Книга: Заря приходит из небесных глубин
Назад: III Отбор воспоминаний
Дальше: V Дарованное имя

IV
Трагедийная мать

Лето 1991 года

 

Едва я написал предыдущие страницы, как весной, почти в столетнем возрасте, умерла моя мать.
Быть может, кто-то удивится моим суждениям о ней. Даже ее кончина не заставила меня изменить их. Внезапная снисходительность по отношению к усопшим — благочестивая условность, в которую входит и доля лицемерия. Кончина не стирает всего. Не стирает ни раны, ни разочарования.
Нельзя сказать, что я не любил свою мать. Совсем наоборот, я нежно ее любил и обожал на протяжении всего моего детства, юности и даже в начале зрелого возраста.
Я долго полагал, что могу тщетно ожидать от женщин проявления добродетелей, которыми она образцово себя наделяла, чтобы властвовать.
Чудо театра! Она была несравненна в женственности. Дочь, любовница, супруга, мать, и всегда в трагедийных ситуациях, героиней которых видела себя. Не было такого удара судьбы, который она не претерпела бы, встретив его лицом к лицу со всем величием романтической страсти, расиновского отчаяния или корнелевской самоотверженности. Разве не сделала она все, чтобы убедить меня, и всех, и саму себя, что пожертвовала ради сына своей карьерой великой актрисы?
Но нельзя бесконечно поддерживать иллюзию.
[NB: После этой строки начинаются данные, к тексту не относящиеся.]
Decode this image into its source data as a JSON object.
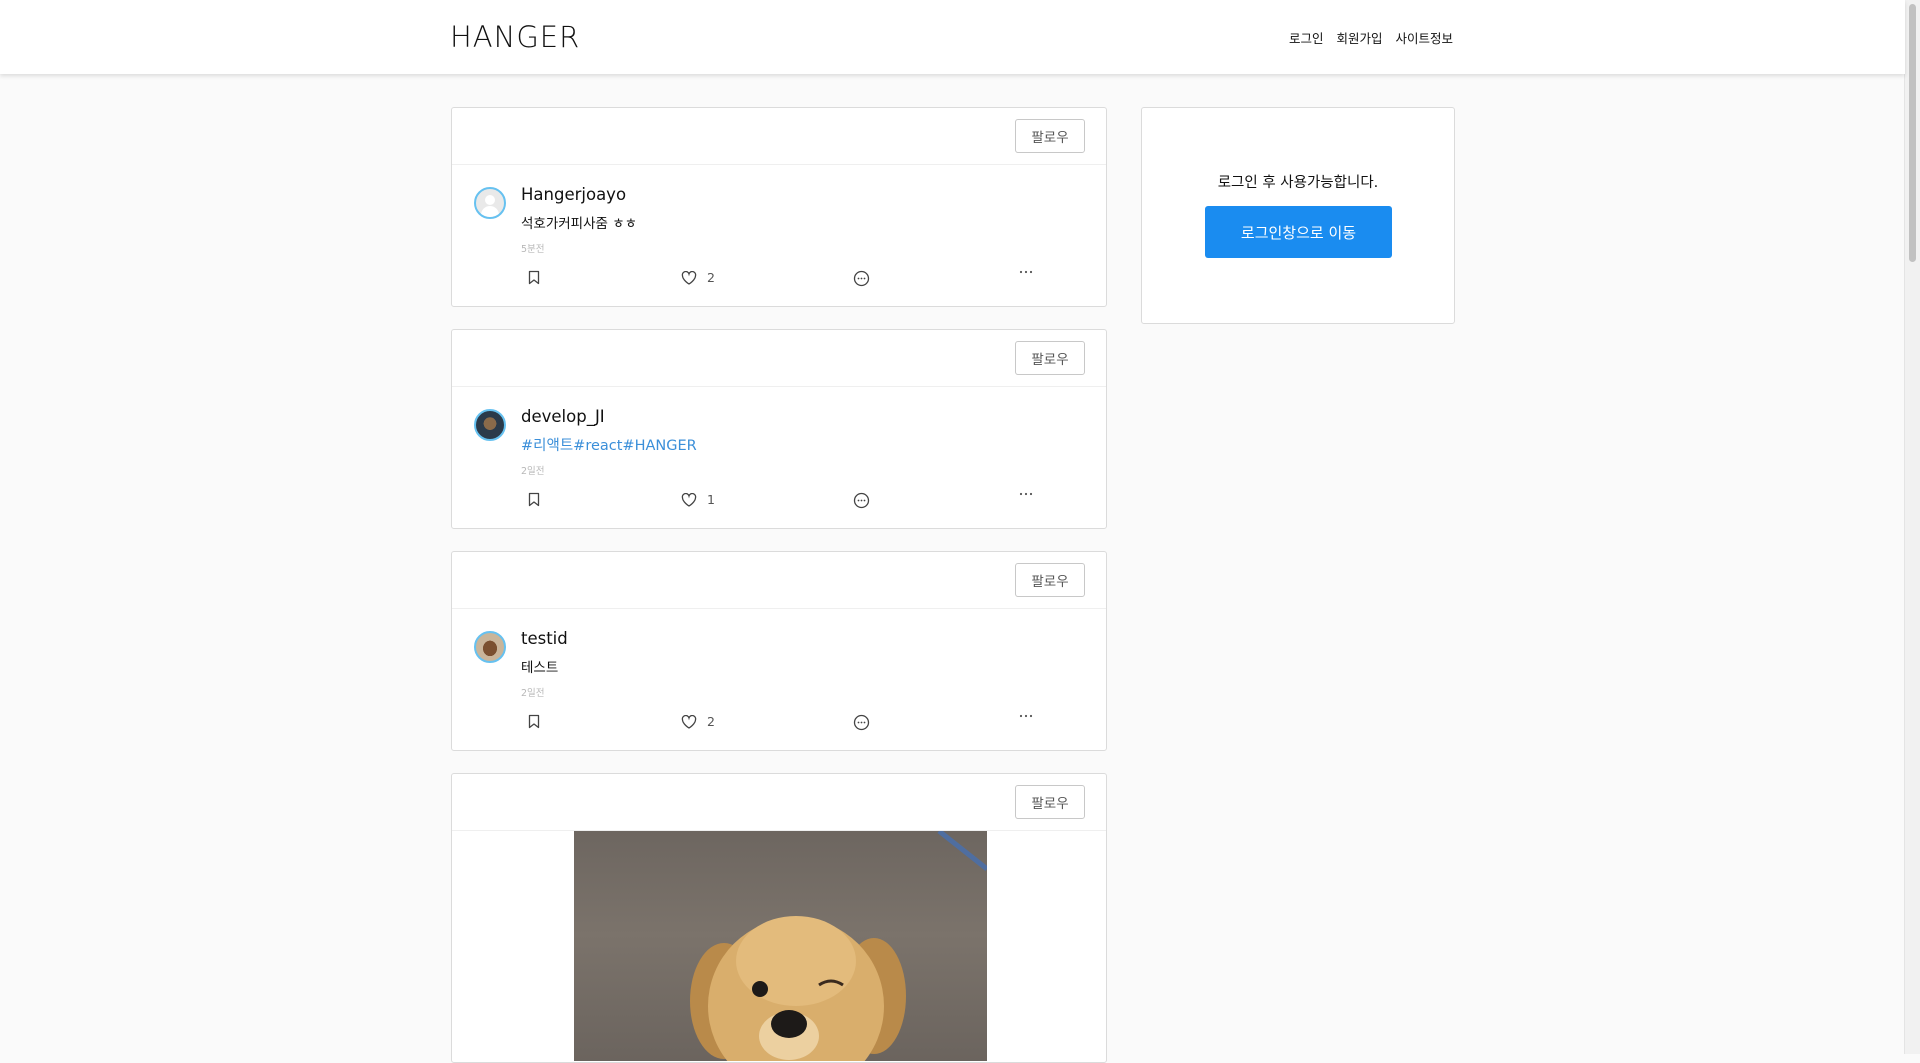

Настает момент, когда растрескивается фасад, или рушится каркас, или стирается краска в переписанных местах, и тогда на портрете проступают подлинные черты.
Чувства матери по отношению ко мне кардинально изменились, когда она перестала видеть в моих глазах отблеск своего поддельного образа, когда поняла, что я знаю: этот спектакль — надувательство.
На ее небосводе сошлись звезды Агриппины, властной матери, для которой сын — всего лишь инструмент ее собственного осуществления, которая желает ему короны лишь для того, чтобы царствовать самой, и становится враждебной ему, как только он от нее освобождается.
Всем, что со мной случалось счастливого или приятного, я был обязан ей, потому что это она произвела меня на свет. Получал ли я литературную премию, побеждал ли на выборах или назначался на государственную должность, она непременно должна была присутствовать при этом, чтобы ей подтвердили ее изначальную важность. Посвященные мне статьи всегда считались неполными, если в них не было упоминания о ней или похвалы в ее адрес. Она была чувствительна только к видимости и хотела бы прожить предо мной мою собственную жизнь.
Все, что я делал для нее, а делал я немало во всех отношениях, никогда не казалось ей достаточным. Ей не было равных в умении внушить чувство вины по отношению к своей особе.
Я был объектом постоянных упреков, выраженных намеком в моем присутствии и открыто перед ее маленьким двором, состоявшим из гомосексуалистов и щелкоперов, которые окружали ее лестью и обирали. В преклонных годах ее навязчивая неудовлетворенность в конце концов превратилась в своего рода ненависть.
Неприятности, которые она могла доставить мне своей безалаберностью, мотовством, страстью к игре, постоянными долгами, случайными знакомствами, были для нее чем-то вроде реванша, платой, которую она мне навязывала.
Этот тип матери встречается во всех эпохах. Другой исторический пример: Олимпия, мать Александра Великого, которая так сильно давила на него и создала ему столько трудностей, что он воскликнул однажды: «Слишком дорогая плата за девять месяцев проживания!»
Я неоднократно замечал по некоторым признакам, что она довольно благосклонно рассматривала возможность того, что я могу умереть раньше ее. И воображала себя в своей последней трагической роли — роли безутешной матери, потерявшей своего знаменитого сына, и чей долг — сберечь память о нем. Ведь вырвались же у нее эти недвусмысленные слова, обращенные к моей жене Мадлен вскоре после нашей свадьбы: «Теперь вы наследница!»
Впрочем, для тех, кто к ней приближался, она была личностью яркой, привлекательной, питавшейся воспоминаниями и сохранявшей до конца своих дней редкую живость ума, а также удивительную твердость пера.
Ко мне же были обращены наименее приятные стороны ее натуры.
От этого я страдал вдвойне. Из-за вечной неудовлетворенности, на которую ее обрекал некий изъян души. И оттого, что уже не мог любить ее так, как прежде.
Я возвращаюсь к тому, кто был опорой моей юности.